Aunque el combate apenas se extendió por tres asaltos, su impacto ha trascendido generaciones. No fue una pelea larga ni estratégica; fue una guerra directa, violenta y sin pausas que quedó grabada en la memoria colectiva del deporte.
¿Qué estaba en juego el 15 de abril de 1985?
Hagler defendía el campeonato indiscutido de peso medio tras años de dominio, mientras que Hearns subía de división con la intención de conquistar un nuevo título y demostrar que su poder no tenía límites.
La fecha no solo definía a un campeón, sino a un legado.
¿Por qué el primer asalto es considerado histórico?
Desde la campanada inicial, Hearns lanzó golpes de poder buscando un nocaut temprano. Hagler respondió aceptando el intercambio frontal. Ese primer round, disputado en abril de 1985, es señalado por especialistas y aficionados como el mejor asalto en la historia del boxeo.

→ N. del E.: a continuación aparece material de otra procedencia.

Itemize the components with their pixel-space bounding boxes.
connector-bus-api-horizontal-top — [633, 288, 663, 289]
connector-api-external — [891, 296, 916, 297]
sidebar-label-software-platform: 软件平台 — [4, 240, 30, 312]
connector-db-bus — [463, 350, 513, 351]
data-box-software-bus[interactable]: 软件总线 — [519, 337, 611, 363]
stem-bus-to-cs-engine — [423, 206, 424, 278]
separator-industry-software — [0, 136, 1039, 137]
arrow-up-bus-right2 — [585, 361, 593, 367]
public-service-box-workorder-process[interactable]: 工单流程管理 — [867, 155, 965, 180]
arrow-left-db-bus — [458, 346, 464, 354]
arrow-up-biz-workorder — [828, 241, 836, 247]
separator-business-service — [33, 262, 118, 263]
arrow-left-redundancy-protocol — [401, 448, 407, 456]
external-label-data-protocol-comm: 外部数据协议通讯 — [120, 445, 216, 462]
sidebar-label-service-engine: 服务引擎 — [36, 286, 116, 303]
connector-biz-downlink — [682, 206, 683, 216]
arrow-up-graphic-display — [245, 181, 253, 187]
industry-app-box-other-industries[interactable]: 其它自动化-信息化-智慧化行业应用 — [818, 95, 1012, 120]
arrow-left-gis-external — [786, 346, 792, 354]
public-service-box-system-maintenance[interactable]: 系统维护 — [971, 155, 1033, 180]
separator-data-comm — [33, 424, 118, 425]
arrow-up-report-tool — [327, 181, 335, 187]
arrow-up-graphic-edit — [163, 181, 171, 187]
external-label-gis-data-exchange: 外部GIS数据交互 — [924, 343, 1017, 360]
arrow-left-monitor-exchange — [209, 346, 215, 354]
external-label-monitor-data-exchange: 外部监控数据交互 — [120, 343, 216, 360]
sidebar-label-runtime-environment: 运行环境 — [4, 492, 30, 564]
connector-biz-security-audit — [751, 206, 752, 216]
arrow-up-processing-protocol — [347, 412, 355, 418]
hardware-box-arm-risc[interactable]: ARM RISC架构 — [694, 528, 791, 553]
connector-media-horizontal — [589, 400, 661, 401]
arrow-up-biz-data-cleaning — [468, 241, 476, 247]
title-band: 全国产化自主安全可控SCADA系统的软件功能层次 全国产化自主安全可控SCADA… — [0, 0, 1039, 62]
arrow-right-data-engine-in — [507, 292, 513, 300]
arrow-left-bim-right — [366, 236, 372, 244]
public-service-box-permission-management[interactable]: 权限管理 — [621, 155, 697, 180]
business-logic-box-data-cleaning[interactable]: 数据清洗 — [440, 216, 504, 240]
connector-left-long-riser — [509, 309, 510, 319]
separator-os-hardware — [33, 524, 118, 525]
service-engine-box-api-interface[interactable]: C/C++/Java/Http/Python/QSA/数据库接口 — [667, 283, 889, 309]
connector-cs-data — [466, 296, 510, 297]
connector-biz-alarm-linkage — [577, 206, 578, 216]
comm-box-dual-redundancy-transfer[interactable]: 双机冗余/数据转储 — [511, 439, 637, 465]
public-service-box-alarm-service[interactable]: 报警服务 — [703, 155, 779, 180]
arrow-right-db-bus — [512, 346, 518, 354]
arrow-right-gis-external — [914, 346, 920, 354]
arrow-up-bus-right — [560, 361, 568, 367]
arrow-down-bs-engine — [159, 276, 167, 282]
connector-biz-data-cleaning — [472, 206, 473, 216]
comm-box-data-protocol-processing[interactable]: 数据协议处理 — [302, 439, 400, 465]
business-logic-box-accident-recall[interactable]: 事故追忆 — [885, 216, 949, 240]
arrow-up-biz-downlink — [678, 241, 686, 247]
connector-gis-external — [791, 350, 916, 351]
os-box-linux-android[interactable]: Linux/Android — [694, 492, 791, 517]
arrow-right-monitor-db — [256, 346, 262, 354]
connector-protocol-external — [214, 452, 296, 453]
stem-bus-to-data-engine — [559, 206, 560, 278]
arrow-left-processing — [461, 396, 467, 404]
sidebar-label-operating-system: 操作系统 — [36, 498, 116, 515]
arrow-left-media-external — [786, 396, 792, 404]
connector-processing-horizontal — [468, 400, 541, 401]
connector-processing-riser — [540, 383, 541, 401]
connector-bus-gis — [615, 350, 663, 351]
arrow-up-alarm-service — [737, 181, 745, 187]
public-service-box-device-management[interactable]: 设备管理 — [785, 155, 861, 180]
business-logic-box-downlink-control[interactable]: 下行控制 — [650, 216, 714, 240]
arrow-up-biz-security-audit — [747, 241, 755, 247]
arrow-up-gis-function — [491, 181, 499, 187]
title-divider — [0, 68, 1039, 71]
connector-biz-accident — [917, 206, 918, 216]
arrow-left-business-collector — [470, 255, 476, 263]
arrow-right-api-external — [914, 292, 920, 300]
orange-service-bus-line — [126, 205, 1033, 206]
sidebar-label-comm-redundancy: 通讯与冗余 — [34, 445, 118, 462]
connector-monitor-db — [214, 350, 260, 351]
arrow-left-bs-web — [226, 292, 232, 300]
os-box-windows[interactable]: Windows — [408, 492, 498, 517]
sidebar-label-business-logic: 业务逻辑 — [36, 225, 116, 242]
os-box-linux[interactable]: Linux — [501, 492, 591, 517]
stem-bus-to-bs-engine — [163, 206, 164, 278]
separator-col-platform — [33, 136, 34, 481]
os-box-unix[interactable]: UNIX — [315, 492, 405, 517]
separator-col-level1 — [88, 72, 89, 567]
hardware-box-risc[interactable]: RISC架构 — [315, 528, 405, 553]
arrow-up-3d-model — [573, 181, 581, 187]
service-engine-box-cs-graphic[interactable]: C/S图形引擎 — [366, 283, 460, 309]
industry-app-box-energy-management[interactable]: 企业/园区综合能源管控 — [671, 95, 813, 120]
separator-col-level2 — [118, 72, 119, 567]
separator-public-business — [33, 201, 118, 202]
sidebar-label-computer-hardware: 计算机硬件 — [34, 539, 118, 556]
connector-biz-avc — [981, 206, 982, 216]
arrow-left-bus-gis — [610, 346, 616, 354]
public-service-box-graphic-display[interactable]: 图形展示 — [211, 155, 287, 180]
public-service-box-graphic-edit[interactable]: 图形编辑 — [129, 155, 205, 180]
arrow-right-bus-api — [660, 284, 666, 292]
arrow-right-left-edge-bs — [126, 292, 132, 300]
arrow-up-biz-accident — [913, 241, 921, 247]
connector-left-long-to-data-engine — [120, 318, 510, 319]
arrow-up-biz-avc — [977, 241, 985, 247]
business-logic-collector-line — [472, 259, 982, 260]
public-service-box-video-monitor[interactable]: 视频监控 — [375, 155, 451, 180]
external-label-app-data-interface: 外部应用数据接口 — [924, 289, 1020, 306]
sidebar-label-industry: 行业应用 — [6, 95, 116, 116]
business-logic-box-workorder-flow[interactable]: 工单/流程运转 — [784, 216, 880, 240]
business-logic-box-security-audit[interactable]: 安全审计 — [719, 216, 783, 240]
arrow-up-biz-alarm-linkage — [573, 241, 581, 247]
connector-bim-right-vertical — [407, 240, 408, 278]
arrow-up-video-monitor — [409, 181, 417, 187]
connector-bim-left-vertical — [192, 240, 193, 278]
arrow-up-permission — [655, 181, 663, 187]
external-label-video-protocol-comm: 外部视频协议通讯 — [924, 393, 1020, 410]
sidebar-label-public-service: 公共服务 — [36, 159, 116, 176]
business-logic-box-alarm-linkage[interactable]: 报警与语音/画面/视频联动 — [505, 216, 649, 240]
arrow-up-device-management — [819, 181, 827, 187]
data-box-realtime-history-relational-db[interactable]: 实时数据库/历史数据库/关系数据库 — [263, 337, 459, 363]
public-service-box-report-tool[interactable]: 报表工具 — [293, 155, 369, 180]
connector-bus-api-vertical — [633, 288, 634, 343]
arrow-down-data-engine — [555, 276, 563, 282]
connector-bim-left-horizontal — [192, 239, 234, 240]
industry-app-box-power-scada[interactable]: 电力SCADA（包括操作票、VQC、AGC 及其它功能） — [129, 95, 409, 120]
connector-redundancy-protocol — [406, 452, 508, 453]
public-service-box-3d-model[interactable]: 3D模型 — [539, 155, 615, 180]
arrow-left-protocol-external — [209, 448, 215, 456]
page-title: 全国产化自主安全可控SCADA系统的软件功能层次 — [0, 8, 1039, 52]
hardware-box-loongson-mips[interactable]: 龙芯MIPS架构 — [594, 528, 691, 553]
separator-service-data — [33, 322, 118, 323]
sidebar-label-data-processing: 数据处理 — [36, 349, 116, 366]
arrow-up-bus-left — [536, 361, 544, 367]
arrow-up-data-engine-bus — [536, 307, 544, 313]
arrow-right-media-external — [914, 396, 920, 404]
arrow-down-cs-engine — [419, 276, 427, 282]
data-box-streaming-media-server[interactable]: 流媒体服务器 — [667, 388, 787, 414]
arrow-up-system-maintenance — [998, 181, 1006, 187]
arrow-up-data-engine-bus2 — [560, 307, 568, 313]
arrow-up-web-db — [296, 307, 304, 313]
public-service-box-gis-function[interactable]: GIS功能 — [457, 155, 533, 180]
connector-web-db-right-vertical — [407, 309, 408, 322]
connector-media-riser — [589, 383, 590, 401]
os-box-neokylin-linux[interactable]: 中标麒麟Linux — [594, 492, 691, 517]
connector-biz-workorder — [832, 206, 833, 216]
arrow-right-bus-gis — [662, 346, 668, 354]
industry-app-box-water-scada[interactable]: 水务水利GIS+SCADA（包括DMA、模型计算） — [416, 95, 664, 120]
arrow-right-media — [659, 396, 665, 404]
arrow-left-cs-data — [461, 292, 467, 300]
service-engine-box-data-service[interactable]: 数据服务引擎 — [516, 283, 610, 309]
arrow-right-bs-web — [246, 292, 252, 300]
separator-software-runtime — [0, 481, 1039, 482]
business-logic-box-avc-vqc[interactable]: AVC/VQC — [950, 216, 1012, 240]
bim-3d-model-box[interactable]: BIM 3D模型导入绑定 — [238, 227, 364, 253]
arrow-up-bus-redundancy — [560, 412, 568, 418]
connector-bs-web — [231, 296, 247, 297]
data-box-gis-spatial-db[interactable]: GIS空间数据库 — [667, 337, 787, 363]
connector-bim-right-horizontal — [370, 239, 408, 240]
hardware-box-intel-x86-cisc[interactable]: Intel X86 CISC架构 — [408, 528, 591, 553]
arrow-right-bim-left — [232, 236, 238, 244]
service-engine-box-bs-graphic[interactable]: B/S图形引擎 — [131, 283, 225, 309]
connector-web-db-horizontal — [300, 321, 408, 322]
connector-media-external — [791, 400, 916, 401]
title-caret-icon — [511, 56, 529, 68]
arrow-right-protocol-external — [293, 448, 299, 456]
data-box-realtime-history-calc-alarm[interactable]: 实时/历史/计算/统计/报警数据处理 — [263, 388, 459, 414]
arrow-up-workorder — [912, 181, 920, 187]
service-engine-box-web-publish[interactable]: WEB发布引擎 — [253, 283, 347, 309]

No hubo pausas, ni estudio, ni retrocesos.
¿Cómo se resolvió la pelea aquella noche en Las Vegas?
El combate terminó en el tercer asalto, cuando Hagler conectó un derechazo que envió a Hearns a la lona, cerrando una noche que ya era histórica incluso antes del desenlace.
Con ese triunfo, Hagler consolidó su reinado y Hearns, pese a la derrota, reforzó su imagen de guerrero.